APARTE

18 de setembro de 2019 às 08:40
Foto: Gabriela Bento Alves, Divulgação

De costas para o comandante

 

Um grupo de cerca de 30 guardas municipais ocupou as galerias do plenário da Câmara, ontem (17), para assistir a convocatória do secretário de Segurança Pública, Ederson de Albuquerque Cunha. Eles se manifestaram em vários momentos. A maior parte foi para aplaudir a crítica dos vereadores da oposição ao que eles consideram como conflito e falta de diálogo por parte do Executivo. Entretanto, a forma de protesto que mais chamou a atenção ocorreu na entrada do secretário em plenário, quando ele tomou um dos assentos da mesa diretora. A maior parte dos guardas se levantou e ficou de costas para Ederson. O ato durou poucos minutos e não teve mais nenhuma repercussão durante a convocatória.

 

O ANJO DA GUARDA

 

Com a experiência de quem já viu o público ficar de costas para seu discurso, o líder de governo, Renato Nunes/PR, tentou desconstituir a atual imagem positiva da oposição perante a Guarda Municipal. “Se existe uma contradição não é na fala do secretário.
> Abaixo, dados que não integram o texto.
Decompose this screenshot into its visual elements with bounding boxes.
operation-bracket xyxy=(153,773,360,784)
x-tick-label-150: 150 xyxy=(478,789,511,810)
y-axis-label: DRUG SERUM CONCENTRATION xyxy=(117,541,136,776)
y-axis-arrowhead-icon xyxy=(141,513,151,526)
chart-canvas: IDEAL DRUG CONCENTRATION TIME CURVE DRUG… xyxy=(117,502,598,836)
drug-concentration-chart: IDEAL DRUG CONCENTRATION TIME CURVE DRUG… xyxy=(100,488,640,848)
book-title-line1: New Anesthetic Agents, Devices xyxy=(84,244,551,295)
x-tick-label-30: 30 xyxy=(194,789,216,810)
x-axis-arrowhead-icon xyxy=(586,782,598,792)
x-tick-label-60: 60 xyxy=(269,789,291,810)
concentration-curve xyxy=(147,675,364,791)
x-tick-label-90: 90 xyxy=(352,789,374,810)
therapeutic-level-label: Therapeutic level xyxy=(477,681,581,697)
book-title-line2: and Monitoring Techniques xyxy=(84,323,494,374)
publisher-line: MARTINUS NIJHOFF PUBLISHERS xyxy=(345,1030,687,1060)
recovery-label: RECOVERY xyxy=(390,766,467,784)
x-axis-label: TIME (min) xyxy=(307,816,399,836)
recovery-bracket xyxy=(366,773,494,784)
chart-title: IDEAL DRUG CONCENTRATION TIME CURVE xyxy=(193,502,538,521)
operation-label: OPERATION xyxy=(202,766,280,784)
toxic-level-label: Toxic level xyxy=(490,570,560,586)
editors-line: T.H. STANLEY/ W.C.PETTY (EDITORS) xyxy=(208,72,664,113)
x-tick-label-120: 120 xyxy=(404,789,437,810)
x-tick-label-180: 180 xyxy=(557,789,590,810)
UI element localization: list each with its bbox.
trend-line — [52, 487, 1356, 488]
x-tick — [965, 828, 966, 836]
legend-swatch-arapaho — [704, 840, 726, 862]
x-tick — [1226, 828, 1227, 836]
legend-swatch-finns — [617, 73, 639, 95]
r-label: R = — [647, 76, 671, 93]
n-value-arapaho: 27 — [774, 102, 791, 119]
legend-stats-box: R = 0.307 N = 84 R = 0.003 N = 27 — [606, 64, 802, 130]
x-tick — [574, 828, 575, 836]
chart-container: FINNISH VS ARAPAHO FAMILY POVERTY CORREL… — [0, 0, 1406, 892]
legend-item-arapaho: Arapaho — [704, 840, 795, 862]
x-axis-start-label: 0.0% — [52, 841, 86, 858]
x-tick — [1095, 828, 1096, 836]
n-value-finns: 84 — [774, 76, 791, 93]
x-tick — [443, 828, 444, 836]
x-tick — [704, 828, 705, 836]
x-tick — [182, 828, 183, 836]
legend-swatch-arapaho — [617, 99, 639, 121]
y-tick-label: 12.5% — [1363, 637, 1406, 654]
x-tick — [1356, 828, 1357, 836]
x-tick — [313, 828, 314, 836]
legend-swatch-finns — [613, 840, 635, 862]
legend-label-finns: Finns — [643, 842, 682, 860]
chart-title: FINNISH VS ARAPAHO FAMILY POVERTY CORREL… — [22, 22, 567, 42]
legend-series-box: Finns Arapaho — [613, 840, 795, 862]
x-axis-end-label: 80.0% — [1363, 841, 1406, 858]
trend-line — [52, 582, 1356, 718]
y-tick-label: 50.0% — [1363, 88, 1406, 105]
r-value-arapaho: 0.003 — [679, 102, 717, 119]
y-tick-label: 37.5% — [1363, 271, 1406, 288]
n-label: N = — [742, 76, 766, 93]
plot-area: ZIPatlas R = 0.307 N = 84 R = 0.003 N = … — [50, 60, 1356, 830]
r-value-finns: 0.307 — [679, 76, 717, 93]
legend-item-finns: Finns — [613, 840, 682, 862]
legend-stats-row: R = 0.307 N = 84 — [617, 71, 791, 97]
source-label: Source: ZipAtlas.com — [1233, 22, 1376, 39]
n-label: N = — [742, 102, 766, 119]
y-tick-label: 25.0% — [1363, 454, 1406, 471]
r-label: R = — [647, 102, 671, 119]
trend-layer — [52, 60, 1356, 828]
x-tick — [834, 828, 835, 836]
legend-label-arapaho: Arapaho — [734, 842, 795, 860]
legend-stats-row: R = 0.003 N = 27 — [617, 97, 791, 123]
Mas é na fala de alguns vereadores aqui neste plenário, que até pouco tempo criticavam e peitavam a Guarda. Tem vereador que levou até spray de pimenta nos olhos, não sei se está recordado. Chamava a Guarda de despreparada e agora está dando uma de anjo da guarda”, lembrou.

 

LEMBRANÇA CASUAL

 

A provocação de Renato Nunes foi para o adversário político, Rafael Bueno/PDT. Em agosto de 2017, o pedetista foi atingido pelo spray lançado pelos guardas, que tentavam impedir a suposta invasão do Centro Administrativo por moradores do Bairro Cinquentenário II, que foram cobrar a regularização dos terrenos. Casualmente, alguns destes cidadãos foram despejados e deixados à própria sorte, pelo Executivo, nesta segunda-feira (16). “Eu não guardei mágoas daquele episódio. Nunca disse que os guardas são despreparados, mas que estão mal estruturados e sem comando”, contestou Bueno.

 

COBROU A LEGALIDADE

 

Foi o que fez a vereadora Gladis Frizzo/MDB em relação ao secretário Ederson Cunha. Segundo ela, a lei 13.022 está em vigor e apenas quesitos dela são questionados na Adin. “Por que a lei não entra em vigor aqui se é da legalidade? As normas que não estão sendo questionadas são legais. Então, não venham aqui enrolar porque, quando quer fazer, faz. Quando não quer, acha desculpa”, reagiu Gladis.

 

PLANO DIRETOR

 

A segunda discussão e votação do projeto de revisão do Plano Diretor de Caxias do Sul ocorrerá em um dia atípico nas atividades legislativas, nesta quarta-feira (18) – quando há somente manifestações na tribuna e declarações de liderança. Desta forma, o substitutivo que contém as emendas ao texto original, de autoria do Executivo, será votado em sessão extraordinária. No Grande Expediente da sessão de hoje (18), estão inscritos os vereadores Flávio Cassina/PTB (presidente), Gladis Frizzo/MDB, Gustavo Toigo/PDT, Arlindo Bandeira/PP e Elói Frizzo/PSB.

 

SANCIONOU SÓ A IDEIA

 

O Diário Oficial Eletrônico do Município, desta terça-feira, publicou a sanção pelo prefeito Daniel Guerra, do projeto de lei de autoria do vereador Alberto Meneguzzi/PSB, que autoriza o Executivo a criar a Agência Municipal de Empregos. O curioso é que o mandatário vetou parcialmente a matéria. Ele rejeitou os três únicos artigos que se referem ao sistema operacional. “O prefeito justifica no veto que a matéria é ineficiente. Ele sim é ineficiente. Em três anos de governo, temos mais de 15 mil desempregados em Caxias e ele não consegue desenvolver a economia e abrir postos de trabalho. Espero que em um ano e três meses de governo, ele consiga ser tão eficiente a ponto de reduzir o desemprego na cidade”, contestou Meneguzzi.